Paroles de témoin :
Du Spoutnik au franco-allemand


Le métier de journaliste offre à ceux qui l’embrassent de nombreuses possibilités de contacts et d’échanges, parfois perçus comme des privilèges. Pourtant, cette profession peut aussi se mettre au service d’autrui – notamment dans le cadre des relations franco-allemandes. Quel déclic initial suscite ces vocations et bouleverse parfois des parcours professionnels ?
Pour les uns, un événement politique ou sportif peut être à l’origine d’un engagement personnel. Pour d’autres, la lecture d’un livre original, la projection d’un film ou la rencontre avec une personnalité peuvent être déterminantes. En ce qui me concerne, le hasard a bien fait les choses : une modeste exposition de photos en 1959 à Orléans, consacrée au premier satellite artificiel Spoutnik, envoyé deux ans plus tôt, a provoqué une réelle fascination pour les premiers balbutiements de la conquête spatiale. Quel rapport avec l’Allemagne ? À l’âge de 10 ans, on ne se pose pas de question, mais une décennie plus tard, après une adolescence marquée par les premiers pas de l’homme sur la Lune, j’en savais un peu plus sur les origines de cette conquête prometteuse. Un constructeur allemand, qui avait déployé de nouvelles armes pendant la Seconde Guerre mondiale, avait mis ses visions et ses prévisions au service des États-Unis. Son nom : Wernher von Braun (que j’appelais alors, à la française, « Wernère vonne Bronne »).

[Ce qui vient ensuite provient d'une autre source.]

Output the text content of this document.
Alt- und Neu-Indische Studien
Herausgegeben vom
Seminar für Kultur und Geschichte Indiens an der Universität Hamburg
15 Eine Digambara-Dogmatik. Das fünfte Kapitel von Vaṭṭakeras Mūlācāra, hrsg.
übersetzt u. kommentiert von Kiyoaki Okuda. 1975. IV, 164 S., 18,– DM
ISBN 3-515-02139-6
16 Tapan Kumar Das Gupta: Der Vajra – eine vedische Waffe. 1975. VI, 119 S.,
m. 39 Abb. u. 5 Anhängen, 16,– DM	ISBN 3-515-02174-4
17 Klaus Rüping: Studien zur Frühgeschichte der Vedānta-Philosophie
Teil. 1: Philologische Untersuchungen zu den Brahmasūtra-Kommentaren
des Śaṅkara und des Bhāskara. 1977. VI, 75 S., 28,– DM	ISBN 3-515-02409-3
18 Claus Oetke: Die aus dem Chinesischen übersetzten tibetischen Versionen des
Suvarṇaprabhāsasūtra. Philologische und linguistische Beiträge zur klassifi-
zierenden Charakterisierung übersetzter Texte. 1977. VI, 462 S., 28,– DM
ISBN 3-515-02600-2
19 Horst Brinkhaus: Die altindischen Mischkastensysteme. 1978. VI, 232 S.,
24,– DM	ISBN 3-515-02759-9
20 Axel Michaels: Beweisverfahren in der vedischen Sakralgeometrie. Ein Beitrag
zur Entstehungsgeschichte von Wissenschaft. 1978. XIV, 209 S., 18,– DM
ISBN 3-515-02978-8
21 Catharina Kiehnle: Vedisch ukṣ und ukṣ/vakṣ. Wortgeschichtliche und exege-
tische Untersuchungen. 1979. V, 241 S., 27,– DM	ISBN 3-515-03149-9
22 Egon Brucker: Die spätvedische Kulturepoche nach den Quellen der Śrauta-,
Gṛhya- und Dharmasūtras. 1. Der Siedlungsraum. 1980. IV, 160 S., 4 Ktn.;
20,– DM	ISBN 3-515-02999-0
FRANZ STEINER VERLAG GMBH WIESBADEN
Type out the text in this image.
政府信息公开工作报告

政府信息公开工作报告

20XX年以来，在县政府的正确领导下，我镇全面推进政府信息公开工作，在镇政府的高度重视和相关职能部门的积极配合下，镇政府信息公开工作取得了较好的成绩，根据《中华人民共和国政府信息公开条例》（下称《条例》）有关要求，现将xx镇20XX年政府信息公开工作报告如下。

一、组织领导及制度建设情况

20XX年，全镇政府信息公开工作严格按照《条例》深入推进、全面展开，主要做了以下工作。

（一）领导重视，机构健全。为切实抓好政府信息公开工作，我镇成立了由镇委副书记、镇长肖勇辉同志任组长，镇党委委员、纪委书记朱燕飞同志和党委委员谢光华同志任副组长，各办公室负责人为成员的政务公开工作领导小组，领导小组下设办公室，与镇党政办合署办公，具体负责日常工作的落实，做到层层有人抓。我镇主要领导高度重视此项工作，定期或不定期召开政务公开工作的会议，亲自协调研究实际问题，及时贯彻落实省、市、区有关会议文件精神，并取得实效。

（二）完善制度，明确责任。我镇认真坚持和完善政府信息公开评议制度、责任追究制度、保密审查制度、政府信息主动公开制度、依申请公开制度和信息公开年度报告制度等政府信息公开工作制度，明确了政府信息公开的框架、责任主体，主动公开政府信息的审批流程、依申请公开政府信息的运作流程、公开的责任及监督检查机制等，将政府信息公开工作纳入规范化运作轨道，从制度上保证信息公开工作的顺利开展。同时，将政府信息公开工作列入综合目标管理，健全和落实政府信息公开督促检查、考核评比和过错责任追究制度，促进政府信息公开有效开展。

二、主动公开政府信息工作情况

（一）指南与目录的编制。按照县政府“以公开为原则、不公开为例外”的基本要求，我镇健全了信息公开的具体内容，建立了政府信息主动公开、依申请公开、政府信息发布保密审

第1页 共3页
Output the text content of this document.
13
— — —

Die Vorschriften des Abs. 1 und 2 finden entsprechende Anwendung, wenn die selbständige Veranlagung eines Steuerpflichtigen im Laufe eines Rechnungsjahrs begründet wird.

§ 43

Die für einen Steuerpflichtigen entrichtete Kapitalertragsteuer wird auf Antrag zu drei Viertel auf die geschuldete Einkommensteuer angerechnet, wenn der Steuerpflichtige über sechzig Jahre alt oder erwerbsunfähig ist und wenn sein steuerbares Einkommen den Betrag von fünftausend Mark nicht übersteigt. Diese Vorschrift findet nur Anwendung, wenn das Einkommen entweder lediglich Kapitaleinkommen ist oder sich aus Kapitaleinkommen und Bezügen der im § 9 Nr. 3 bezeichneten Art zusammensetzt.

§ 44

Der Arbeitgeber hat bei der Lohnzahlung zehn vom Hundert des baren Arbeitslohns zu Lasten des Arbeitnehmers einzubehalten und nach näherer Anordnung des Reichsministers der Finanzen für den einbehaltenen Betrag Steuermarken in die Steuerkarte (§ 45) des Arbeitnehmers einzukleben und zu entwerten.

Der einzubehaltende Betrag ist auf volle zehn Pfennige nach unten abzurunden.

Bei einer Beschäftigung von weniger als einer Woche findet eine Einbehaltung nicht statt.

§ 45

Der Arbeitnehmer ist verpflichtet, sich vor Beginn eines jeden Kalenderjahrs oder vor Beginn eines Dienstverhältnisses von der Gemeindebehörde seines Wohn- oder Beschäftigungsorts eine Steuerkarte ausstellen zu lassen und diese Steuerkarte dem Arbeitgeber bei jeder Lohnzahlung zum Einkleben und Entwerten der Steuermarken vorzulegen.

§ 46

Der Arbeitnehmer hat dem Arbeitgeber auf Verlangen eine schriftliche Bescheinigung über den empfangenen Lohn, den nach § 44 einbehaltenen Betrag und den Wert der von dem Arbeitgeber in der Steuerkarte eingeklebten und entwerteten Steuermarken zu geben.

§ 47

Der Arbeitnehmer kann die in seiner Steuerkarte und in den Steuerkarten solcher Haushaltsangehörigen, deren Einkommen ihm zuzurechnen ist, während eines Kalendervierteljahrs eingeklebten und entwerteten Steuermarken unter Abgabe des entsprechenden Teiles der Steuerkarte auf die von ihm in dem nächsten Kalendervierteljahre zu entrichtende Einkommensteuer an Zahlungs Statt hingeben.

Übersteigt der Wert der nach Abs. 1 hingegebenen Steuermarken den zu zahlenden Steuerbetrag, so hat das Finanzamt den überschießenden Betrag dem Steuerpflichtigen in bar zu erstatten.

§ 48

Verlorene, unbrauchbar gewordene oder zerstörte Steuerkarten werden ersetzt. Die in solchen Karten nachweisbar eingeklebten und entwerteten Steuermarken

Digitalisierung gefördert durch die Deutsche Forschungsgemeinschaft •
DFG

À l’époque, je parlais encore un allemand trop scolaire pour comprendre le destin de cet homme. Mais peu à peu, je pressentais qu’il se jouait là quelque chose d’essentiel. Je me suis dit que je ferais des études d’allemand, que je deviendrais journaliste, pour suivre pas à pas les étapes de cette aventure spatiale, les raconter à Monsieur Tout-le-Monde — et peut-être, un jour, voir la planète Terre d’un peu plus haut. On peut rêver… Sans vraiment en avoir conscience, j’avais trouvé ma voie.
Comme l’autre ?
Non, je n’ai pas eu l’occasion de faire la connaissance de ce célèbre constructeur allemand. Mais quelle surprise, en pleine ère des vols Apollo et au début de ma carrière de journaliste, de croiser à Bonn un diplomate allemand né en 1911. Cet homme charmant et affable, francophile assumé, avait passé son baccalauréat au Lycée français de Berlin en 1919. Il exercera par la suite à deux reprises les hautes fonctions d’ambassadeur de la République fédérale à Paris : de 1968 à 1970, puis de 1972 à 1976. Apprenant que je suis Français, licencié d’allemand et formé au journalisme à Münster, il vient vers moi et se présente : « von Braun ». Je sursaute et ne trouve pour toute réponse qu’une remarque sibylline, gentiment insolente, en forme d’interrogation : « Comme l’autre ? » Il sourit : « Oui, je suis Sigismund von Braun, le frère aîné de Wernher. »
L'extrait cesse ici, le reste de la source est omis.